A few weeks ago, I made a chart on a whiteboard, where I could see my wellness tools in one place, and check off each day which tools I had used. The chart was a way for me to remember the many tools always at my disposal, and to pat myself on the back for the ones I implemented each week. I posted a photo of my whiteboard chart, on the Facebook page for a group of people healing naturally from cancer. Hundreds of people liked the post, and tens more commented enthusiastically on it.
That inspired me to start a series of blog posts on my healing tools, one at a time, along with pictures and stories of each healing tool. I invite readers to share their own pictures and stories of each of those healing tools, so that we can inspire and encourage each other in amplifying our wellness every day.
The first healing tool I’m going to share is cuddling. This one can be difficult for people with chronic health issues, because we tend to be socially isolated, and because we may have hypersensitivity that most people don’t want to bother learning about and working around, so as to touch us safely. Cuddling also can be difficult for people who come from abusive families and who are otherwise healing from trauma, because touch can be charged and complicated. So it may be a tool that needs to be developed over time, as we find healthy, loving, nourishing people, and as we develop loving, safe, trustworthy relationships. I know, because I have been on that journey myself. And sometimes when healing touch was what I needed the most, it was the most difficult or painful thing to incorporate.

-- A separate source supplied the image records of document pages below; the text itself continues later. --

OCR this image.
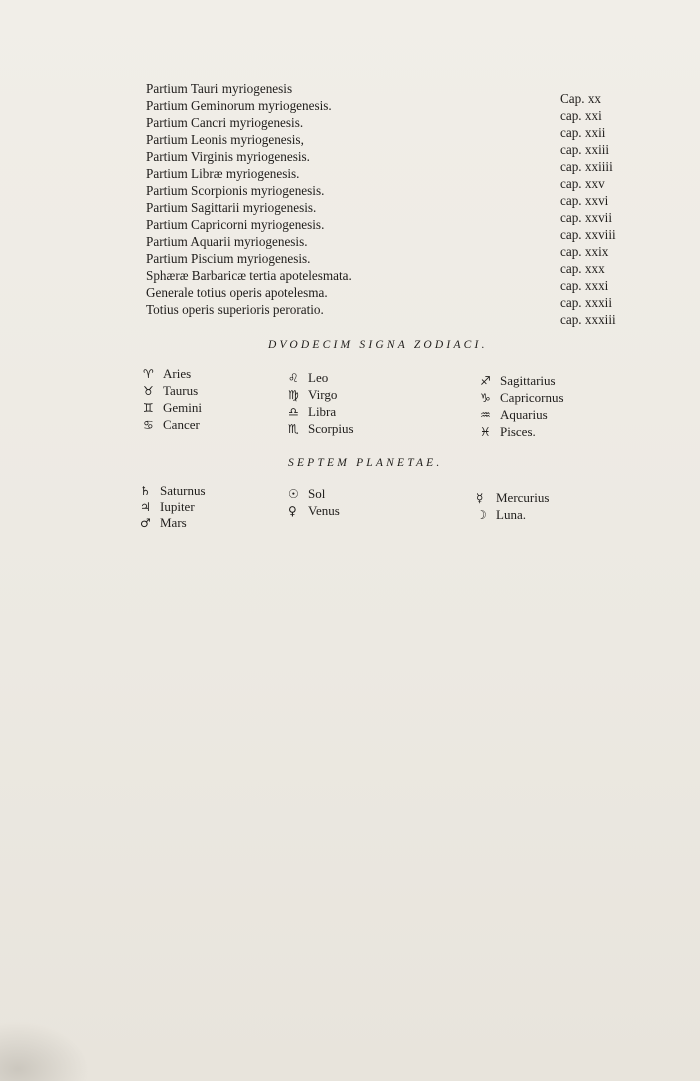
Partium Tauri myriogenesis
Cap. xx
Partium Geminorum myriogenesis.
cap. xxi
Partium Cancri myriogenesis.
cap. xxii
Partium Leonis myriogenesis,
cap. xxiii
Partium Virginis myriogenesis.
cap. xxiiii
Partium Libræ myriogenesis.
cap. xxv
Partium Scorpionis myriogenesis.
cap. xxvi
Partium Sagittarii myriogenesis.
cap. xxvii
Partium Capricorni myriogenesis.
cap. xxviii
Partium Aquarii myriogenesis.
cap. xxix
Partium Piscium myriogenesis.
cap. xxx
Sphæræ Barbaricæ tertia apotelesmata.
cap. xxxi
Generale totius operis apotelesma.
cap. xxxii
Totius operis superioris peroratio.
cap. xxxiii
DVODECIM SIGNA ZODIACI.
♈ Aries
♉ Taurus
♊ Gemini
♋ Cancer
♌ Leo
♍ Virgo
♎ Libra
♏ Scorpius
♐ Sagittarius
♑ Capricornus
♒ Aquarius
♓ Pisces.
SEPTEM PLANETAE.
♄ Saturnus
♃ Iupiter
♂ Mars
☉ Sol
♀ Venus
☿ Mercurius
☽ Luna.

My advice is just keep going in the journey of healing, doing whatever it takes – in my case, smashing bottles, yelling at the top of my lungs, journaling, speaking up when I didn’t like how someone was touching me, being uncompromising in my boundaries and looking for people who honored them, and so on. In addition, think about where you can find healthy touch – perhaps a safe massage therapist or a cuddly dog for the time being. Honestly, there have been times that I have simply hugged trees or hugged myself.
I have been uncompromising with regards to the quality of touch I allow in my life, and while that has left me without as many hugs as I would have liked over the years, it also protected me from both people and touch that are harmful instead of healing. I am pleased to share that today I am in a profoundly healing and nurturing relationship, where I now get tons of awesome cuddles and hugs. In fact, I call my boyfriend Mr. Cuddly Wuddly Snuggly Buggly (which he may or may not be thrilled about my sharing on this post). Honestly, his cuddles should be bottled up and prescribed by doctors worldwide.
How have cuddles and hugs contributed to your own healing? I’d love to hear your stories and see your photos, just as I have shared mine, so that we can inspire, encourage, and uplift each other on this journey of healing and wholeness.